L’avveniristico nelle sue opere è un ritorno a un mondo più a misura d’uomo, un rientro nel perfetto ordine della natura da cui con il tempo ci siamo allontanati .
Del resto nel “Barone rampante” quella vita vissuta sugli alberi del bosco, anziché rinchiuso fra le quattro mura domestiche, è una metafora di un evidente ritorno a una primigenia libertà che l’essere umano, nel tempo, ha sacrificato in funzione di un gretto principio di tornaconto, così come l’armatura che rinserra il “Cavaliere inesistente” richiama la spersonalizzazione dell’uomo che trascorre molto del suo tempo fra le lamiere di un automobile.
I primitivi all’inizio vivevano in una grotta, poi costruirono capanne, magari le une vicine alle altre per evidente difesa, ma conservando così quel principio di libertà che rende l’umano isolato quando vuole, senza togliergli la possibilità di contatto con i suoi simili. Le attuali città, fatte da condomini di molti appartamenti, finiscono invece con l’essere celle di un alveare in cui trascorrere il minor tempo possibile.

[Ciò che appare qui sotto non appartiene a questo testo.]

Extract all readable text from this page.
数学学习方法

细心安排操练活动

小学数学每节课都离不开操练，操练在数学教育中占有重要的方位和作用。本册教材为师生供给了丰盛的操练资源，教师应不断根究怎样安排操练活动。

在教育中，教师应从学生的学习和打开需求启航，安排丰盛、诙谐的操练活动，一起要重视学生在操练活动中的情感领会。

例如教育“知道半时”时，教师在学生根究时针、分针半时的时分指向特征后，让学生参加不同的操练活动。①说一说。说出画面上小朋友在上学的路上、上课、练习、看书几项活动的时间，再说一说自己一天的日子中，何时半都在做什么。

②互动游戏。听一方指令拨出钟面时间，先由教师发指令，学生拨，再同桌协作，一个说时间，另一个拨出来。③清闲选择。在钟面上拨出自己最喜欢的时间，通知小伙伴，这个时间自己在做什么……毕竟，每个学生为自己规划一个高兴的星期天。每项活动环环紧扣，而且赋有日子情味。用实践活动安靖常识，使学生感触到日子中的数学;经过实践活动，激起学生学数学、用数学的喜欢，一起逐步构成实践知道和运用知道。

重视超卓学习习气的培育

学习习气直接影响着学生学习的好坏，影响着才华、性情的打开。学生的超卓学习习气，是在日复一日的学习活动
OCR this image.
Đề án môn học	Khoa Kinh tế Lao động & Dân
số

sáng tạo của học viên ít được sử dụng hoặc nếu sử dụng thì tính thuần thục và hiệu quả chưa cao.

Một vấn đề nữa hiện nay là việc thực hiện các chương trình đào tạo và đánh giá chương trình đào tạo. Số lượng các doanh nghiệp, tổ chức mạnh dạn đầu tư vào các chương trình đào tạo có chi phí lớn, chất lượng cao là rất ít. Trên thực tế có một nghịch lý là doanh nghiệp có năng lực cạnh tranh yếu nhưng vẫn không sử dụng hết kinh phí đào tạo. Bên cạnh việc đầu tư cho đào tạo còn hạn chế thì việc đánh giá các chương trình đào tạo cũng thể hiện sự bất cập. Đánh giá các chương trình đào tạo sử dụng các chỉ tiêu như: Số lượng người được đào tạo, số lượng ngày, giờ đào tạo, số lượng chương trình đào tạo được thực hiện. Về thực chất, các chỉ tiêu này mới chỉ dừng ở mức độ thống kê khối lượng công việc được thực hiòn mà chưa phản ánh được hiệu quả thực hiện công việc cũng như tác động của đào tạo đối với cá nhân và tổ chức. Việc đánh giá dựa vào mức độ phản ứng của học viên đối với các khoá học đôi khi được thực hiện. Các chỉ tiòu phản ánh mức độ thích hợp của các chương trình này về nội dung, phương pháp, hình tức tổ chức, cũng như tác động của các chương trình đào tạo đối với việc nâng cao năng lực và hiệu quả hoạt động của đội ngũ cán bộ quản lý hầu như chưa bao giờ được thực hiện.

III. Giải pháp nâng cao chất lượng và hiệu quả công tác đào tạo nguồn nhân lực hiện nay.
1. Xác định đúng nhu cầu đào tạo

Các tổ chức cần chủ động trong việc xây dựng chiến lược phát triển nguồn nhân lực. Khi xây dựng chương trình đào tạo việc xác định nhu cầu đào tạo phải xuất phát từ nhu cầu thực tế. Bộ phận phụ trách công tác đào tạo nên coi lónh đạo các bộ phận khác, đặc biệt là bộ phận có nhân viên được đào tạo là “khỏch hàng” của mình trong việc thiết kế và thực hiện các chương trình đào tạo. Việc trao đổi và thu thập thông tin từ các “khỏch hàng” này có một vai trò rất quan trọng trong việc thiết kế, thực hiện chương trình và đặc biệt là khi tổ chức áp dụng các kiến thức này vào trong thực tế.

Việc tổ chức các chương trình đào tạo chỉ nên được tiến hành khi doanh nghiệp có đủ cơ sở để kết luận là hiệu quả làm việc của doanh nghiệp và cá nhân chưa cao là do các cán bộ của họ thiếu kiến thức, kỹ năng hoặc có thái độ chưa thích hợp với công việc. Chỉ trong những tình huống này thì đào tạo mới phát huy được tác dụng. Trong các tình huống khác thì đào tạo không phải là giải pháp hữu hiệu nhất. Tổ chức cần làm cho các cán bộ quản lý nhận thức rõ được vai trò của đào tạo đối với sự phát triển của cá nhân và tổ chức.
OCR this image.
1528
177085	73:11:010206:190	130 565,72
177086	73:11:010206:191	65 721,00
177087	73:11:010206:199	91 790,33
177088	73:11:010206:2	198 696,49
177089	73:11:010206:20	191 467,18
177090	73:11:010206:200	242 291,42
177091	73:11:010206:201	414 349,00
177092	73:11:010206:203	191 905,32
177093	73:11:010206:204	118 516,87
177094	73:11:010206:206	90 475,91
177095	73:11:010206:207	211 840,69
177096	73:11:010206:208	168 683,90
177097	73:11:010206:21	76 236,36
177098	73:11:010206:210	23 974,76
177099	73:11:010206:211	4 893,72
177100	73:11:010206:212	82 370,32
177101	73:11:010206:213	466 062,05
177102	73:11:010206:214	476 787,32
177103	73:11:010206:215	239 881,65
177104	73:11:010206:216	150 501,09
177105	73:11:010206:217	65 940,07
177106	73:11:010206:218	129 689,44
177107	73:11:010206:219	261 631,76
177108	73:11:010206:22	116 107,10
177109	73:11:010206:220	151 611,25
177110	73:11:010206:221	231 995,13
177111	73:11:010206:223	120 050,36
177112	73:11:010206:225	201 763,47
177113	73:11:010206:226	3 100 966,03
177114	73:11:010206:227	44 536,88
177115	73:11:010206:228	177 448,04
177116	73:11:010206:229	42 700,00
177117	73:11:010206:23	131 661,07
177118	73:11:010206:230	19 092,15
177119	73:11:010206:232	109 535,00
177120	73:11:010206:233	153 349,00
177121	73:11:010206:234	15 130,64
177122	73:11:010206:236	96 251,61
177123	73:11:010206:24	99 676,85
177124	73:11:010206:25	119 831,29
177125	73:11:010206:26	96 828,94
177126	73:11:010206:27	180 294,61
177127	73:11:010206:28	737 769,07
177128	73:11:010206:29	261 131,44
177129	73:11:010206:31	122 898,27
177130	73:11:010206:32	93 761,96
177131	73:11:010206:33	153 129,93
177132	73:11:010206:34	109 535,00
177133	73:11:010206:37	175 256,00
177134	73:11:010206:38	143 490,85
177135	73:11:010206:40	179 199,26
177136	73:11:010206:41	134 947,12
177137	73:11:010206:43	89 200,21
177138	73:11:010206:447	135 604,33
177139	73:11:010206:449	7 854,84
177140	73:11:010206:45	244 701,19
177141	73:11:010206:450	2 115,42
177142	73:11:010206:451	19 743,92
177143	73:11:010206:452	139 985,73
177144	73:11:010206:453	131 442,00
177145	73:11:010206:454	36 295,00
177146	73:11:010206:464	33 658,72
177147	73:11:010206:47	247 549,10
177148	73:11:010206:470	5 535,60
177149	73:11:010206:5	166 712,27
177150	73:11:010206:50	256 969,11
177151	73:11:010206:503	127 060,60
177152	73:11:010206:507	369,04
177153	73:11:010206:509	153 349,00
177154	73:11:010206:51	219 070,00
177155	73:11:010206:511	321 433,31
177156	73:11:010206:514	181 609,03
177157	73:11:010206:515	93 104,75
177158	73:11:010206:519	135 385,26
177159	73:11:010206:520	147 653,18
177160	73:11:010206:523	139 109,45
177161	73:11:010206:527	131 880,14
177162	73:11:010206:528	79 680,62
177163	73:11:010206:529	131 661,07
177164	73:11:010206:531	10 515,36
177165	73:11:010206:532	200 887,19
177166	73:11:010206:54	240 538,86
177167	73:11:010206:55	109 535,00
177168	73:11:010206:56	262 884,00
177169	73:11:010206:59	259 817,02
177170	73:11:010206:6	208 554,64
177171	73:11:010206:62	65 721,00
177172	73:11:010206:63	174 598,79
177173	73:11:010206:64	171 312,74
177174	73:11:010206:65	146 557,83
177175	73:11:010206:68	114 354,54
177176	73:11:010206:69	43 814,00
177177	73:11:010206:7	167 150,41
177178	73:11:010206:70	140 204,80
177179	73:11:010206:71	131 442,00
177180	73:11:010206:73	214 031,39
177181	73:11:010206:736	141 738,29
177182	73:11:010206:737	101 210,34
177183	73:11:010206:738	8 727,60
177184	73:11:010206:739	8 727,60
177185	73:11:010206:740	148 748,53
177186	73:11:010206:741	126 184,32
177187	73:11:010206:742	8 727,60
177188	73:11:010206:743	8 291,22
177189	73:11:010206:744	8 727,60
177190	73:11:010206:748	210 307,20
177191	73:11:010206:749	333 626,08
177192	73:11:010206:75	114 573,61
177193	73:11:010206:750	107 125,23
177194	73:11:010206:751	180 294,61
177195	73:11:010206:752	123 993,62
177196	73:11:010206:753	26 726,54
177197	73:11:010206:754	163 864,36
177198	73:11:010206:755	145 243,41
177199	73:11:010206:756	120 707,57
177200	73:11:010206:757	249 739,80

Rigide le norme che, se da un lato regolamentano la convivenza,a volte la limitano fortemente. Si conosce tutti e non si conosce nessuno; in strada c’è lo stesso scenario di una vita frenetica in cui le possibilità di contatto sono sporadiche, un saluto, per educazione, e via.
Quindi in Calvino il fantastico non è una società avveniristica e tecnologica, ma un ritorno al passato, un desiderio, forte, ma anche sussurrato, affinché l’uomo ritrovi la sua strada e la sua naturale collocazione.
L’intento dell’autore non è solo quello di darci una rappresentazione metafisica della realtà, ma anche di stimolare le nostre percezioni sensoriali affinché possiamo costruire un nostro libro sul suo libro partendo dalla base che ci viene offerta.
Si auspica la visione di una città che dovrebbe essere funzionale agli uomini che ne fanno parte e al centro del tutto proprio essi.
Soltanto così il grande agglomerato urbano non assume i connotati di un semplice dormitorio destinato progressivamente a svuotarsi, ma uno spazio in cui, anziché relegare i suoi abitanti, li proietti verso una libertà sempre più ampia.
Il vivere comune non deve essere motivo di un isolamento individuale, perché in caso contrario la città muore e i suoi abitanti, già morti dentro, l’abbandonano. Ritorna quindi un tema, cioè quell’incomunicabilità a cui sembra destinata sempre di più l’umanità.